J’ai toujours eu pour habitude de nourrir ma réflexion théorique sur la bande dessinée de mes lectures dans les champs les plus divers. Dernièrement, ce n’est pas par un essai relevant de l’esthétique, de l’histoire de l’art ou de la sémiotique que je me suis senti interpellé, mais par un livre du neurologue Lionel Naccache, intitulé Apologie de la discrétion. Comment faire partie du monde ?, publié chez Odile Jacob en 2022.
Discrétion doit s’entendre ici au sens mathématique du terme. En mathématiques, on distingue les ensembles continus et les ensembles discrets (par exemple, celui constitué des nombres entiers). Naccache applique le concept à notre système cognitif : comment percevons-nous le monde, comment notre cerveau traite-t-il les informations qui lui parviennent via nos cinq sens ?

Don Martin, « Brain operation » – © E.C. Publications
Selon lui, nous sommes victimes d’une illusion. « Nous croyons naturellement et par défaut être des créatures continues qui vivent dans un univers continu » (p. 37) quand, en réalité, il s’agit d’une impression trompeuse, car nous ne saisissons que des fragments du monde, particulièrement du monde visuel. Et il est heureux qu’il en soit ainsi car, si la discrétion de notre flux de conscience n’était pas masquée par un effet de continuité, nous verserions dans la schizophrénie (p. 125).
Naccache souligne le fait que les médias auxquels nous sommes exposés présentent souvent un caractère discret, oblitéré par notre représentation mentale subjective.

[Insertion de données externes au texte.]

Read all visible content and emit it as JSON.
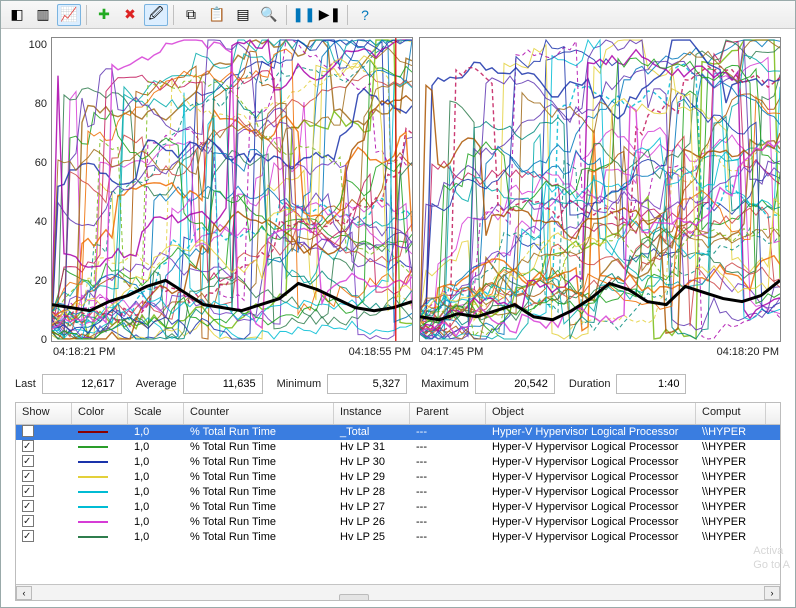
{
  "toolbar": {
    "buttons": [
      {
        "name": "view-tree-icon",
        "glyph": "◧"
      },
      {
        "name": "view-report-icon",
        "glyph": "▥"
      },
      {
        "name": "view-graph-icon",
        "glyph": "📈",
        "active": true
      },
      {
        "name": "sep"
      },
      {
        "name": "add-icon",
        "glyph": "✚",
        "color": "#2a2"
      },
      {
        "name": "delete-icon",
        "glyph": "✖",
        "color": "#d22"
      },
      {
        "name": "highlight-icon",
        "glyph": "🖉",
        "active": true
      },
      {
        "name": "sep"
      },
      {
        "name": "copy-icon",
        "glyph": "⧉"
      },
      {
        "name": "paste-icon",
        "glyph": "📋"
      },
      {
        "name": "properties-icon",
        "glyph": "▤"
      },
      {
        "name": "zoom-icon",
        "glyph": "🔍"
      },
      {
        "name": "sep"
      },
      {
        "name": "freeze-icon",
        "glyph": "❚❚",
        "color": "#07b"
      },
      {
        "name": "update-icon",
        "glyph": "▶❚"
      },
      {
        "name": "sep"
      },
      {
        "name": "help-icon",
        "glyph": "?",
        "color": "#07b"
      }
    ]
  },
  "chart_data": {
    "type": "line",
    "ylim": [
      0,
      100
    ],
    "yticks": [
      0,
      20,
      40,
      60,
      80,
      100
    ],
    "panels": [
      {
        "x_start": "04:18:21 PM",
        "x_end": "04:18:55 PM"
      },
      {
        "x_start": "04:17:45 PM",
        "x_end": "04:18:20 PM"
      }
    ],
    "series_colors": [
      "#8b0000",
      "#2a9d2a",
      "#1a33aa",
      "#e3d03a",
      "#00bcd4",
      "#d63cd6",
      "#2f7d4d",
      "#00a7c2"
    ],
    "highlight_series": {
      "name": "_Total",
      "color": "#000",
      "thick": true,
      "avg_baseline_panelA": [
        12,
        11,
        10,
        13,
        15,
        18,
        20,
        16,
        12,
        11,
        10,
        12,
        14,
        19,
        17,
        14,
        11,
        10,
        11,
        13
      ],
      "avg_baseline_panelB": [
        8,
        7,
        9,
        8,
        10,
        12,
        8,
        7,
        10,
        14,
        19,
        17,
        13,
        12,
        18,
        16,
        14,
        13,
        15,
        20
      ]
    }
  },
  "stats": {
    "last_label": "Last",
    "last": "12,617",
    "avg_label": "Average",
    "avg": "11,635",
    "min_label": "Minimum",
    "min": "5,327",
    "max_label": "Maximum",
    "max": "20,542",
    "dur_label": "Duration",
    "dur": "1:40"
  },
  "grid": {
    "headers": {
      "show": "Show",
      "color": "Color",
      "scale": "Scale",
      "counter": "Counter",
      "instance": "Instance",
      "parent": "Parent",
      "object": "Object",
      "computer": "Comput"
    },
    "rows": [
      {
        "checked": true,
        "color": "#8b0000",
        "scale": "1,0",
        "counter": "% Total Run Time",
        "instance": "_Total",
        "parent": "---",
        "object": "Hyper-V Hypervisor Logical Processor",
        "computer": "\\\\HYPER",
        "selected": true
      },
      {
        "checked": true,
        "color": "#2a9d2a",
        "scale": "1,0",
        "counter": "% Total Run Time",
        "instance": "Hv LP 31",
        "parent": "---",
        "object": "Hyper-V Hypervisor Logical Processor",
        "computer": "\\\\HYPER"
      },
      {
        "checked": true,
        "color": "#1a33aa",
        "scale": "1,0",
        "counter": "% Total Run Time",
        "instance": "Hv LP 30",
        "parent": "---",
        "object": "Hyper-V Hypervisor Logical Processor",
        "computer": "\\\\HYPER"
      },
      {
        "checked": true,
        "color": "#e3d03a",
        "scale": "1,0",
        "counter": "% Total Run Time",
        "instance": "Hv LP 29",
        "parent": "---",
        "object": "Hyper-V Hypervisor Logical Processor",
        "computer": "\\\\HYPER"
      },
      {
        "checked": true,
        "color": "#00bcd4",
        "scale": "1,0",
        "counter": "% Total Run Time",
        "instance": "Hv LP 28",
        "parent": "---",
        "object": "Hyper-V Hypervisor Logical Processor",
        "computer": "\\\\HYPER"
      },
      {
        "checked": true,
        "color": "#00bcd4",
        "scale": "1,0",
        "counter": "% Total Run Time",
        "instance": "Hv LP 27",
        "parent": "---",
        "object": "Hyper-V Hypervisor Logical Processor",
        "computer": "\\\\HYPER"
      },
      {
        "checked": true,
        "color": "#d63cd6",
        "scale": "1,0",
        "counter": "% Total Run Time",
        "instance": "Hv LP 26",
        "parent": "---",
        "object": "Hyper-V Hypervisor Logical Processor",
        "computer": "\\\\HYPER"
      },
      {
        "checked": true,
        "color": "#2f7d4d",
        "scale": "1,0",
        "counter": "% Total Run Time",
        "instance": "Hv LP 25",
        "parent": "---",
        "object": "Hyper-V Hypervisor Logical Processor",
        "computer": "\\\\HYPER"
      }
    ]
  },
  "watermark": {
    "line1": "Activa",
    "line2": "Go to A"
  }
}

Chacun sait que c’est le cas du cinéma. Quand nous regardons un film, la persistance rétinienne nous permet de convertir une suite d’images arrêtées projetées à la vitesse de 24 par seconde en un flux donnant l’illusion de la continuité, notamment en termes de mouvement. Mais il n’en va pas très différemment quand nous lisons un texte : les lettres, les mots, les phrases, les paragraphes tendent eux aussi à être perçus, non comme des éléments discrets, mais comme pris dans un flux.
Le neurologue note que cette propriété de discrétion s’étend à l’imagination et au rêve. Il ne mentionne pas la bande dessinée. Or, à la lire, il m’est apparu comme une évidence première que celle-ci tranche avec les autres médias (le roman-photo excepté) en ceci qu’elle ne simule pas un flux continu, mais s’affiche sans ambiguïté comme une collection dénombrable d’éléments discrets, les cases ou vignettes, qui généralement sont chacune fermée, encadrée, isolée par du blanc. Quand nous regardons une page de bande dessinée, nous percevons la totalité et les parties, et notre attention peut se concentrer sur chacune d’entre elles.
Rien là que de banal, il y a beau temps que les théoriciens ont décrit la bande dessinée comme un langage discontinu. Ce qui m’a frappé davantage, ce sont les références que fait Naccache à l’akinétopsie, terme qui désigne le syndrome de la cécité au mouvement. Suite à une atteinte du cortex cérébral, les patients qui en sont atteints font des « arrêts sur image » qui durent plusieurs secondes, pendant lesquelles ils perdent toute conscience visuelle des mouvements dans leur environnement. Entre les images qui leur parviennent consciemment, il y a donc, chaque fois, une ellipse. Et le monde, pour eux, se donne comme tout à la fois immobile et discontinu. Exactement comme une bande dessinée !
Je lis sur internet que « les personnes touchées par l’akinétopsie voient le monde en photogrammes ». Certes, le monde tel que nous le percevons ne nous apparaît pas comme dessiné. Cependant, de tous les médias, c’est bien la bande dessinée qui se rapproche le plus de l’expérience du monde que vivent ces personnes-là. Tintin (ou Mickey, ou qui vous voudrez) est ici, puis là, et je ne l’ai pas vu se déplacer. Depuis mon plus jeune âge, mes lectures dessinées me font vivre l’accès à la fiction sur le mode de l’akinétopsie. Et je découvre cela aujourd’hui, comme Monsieur Jourdain découvrait, sur le tard, qu’il avait toujours fait de la prose.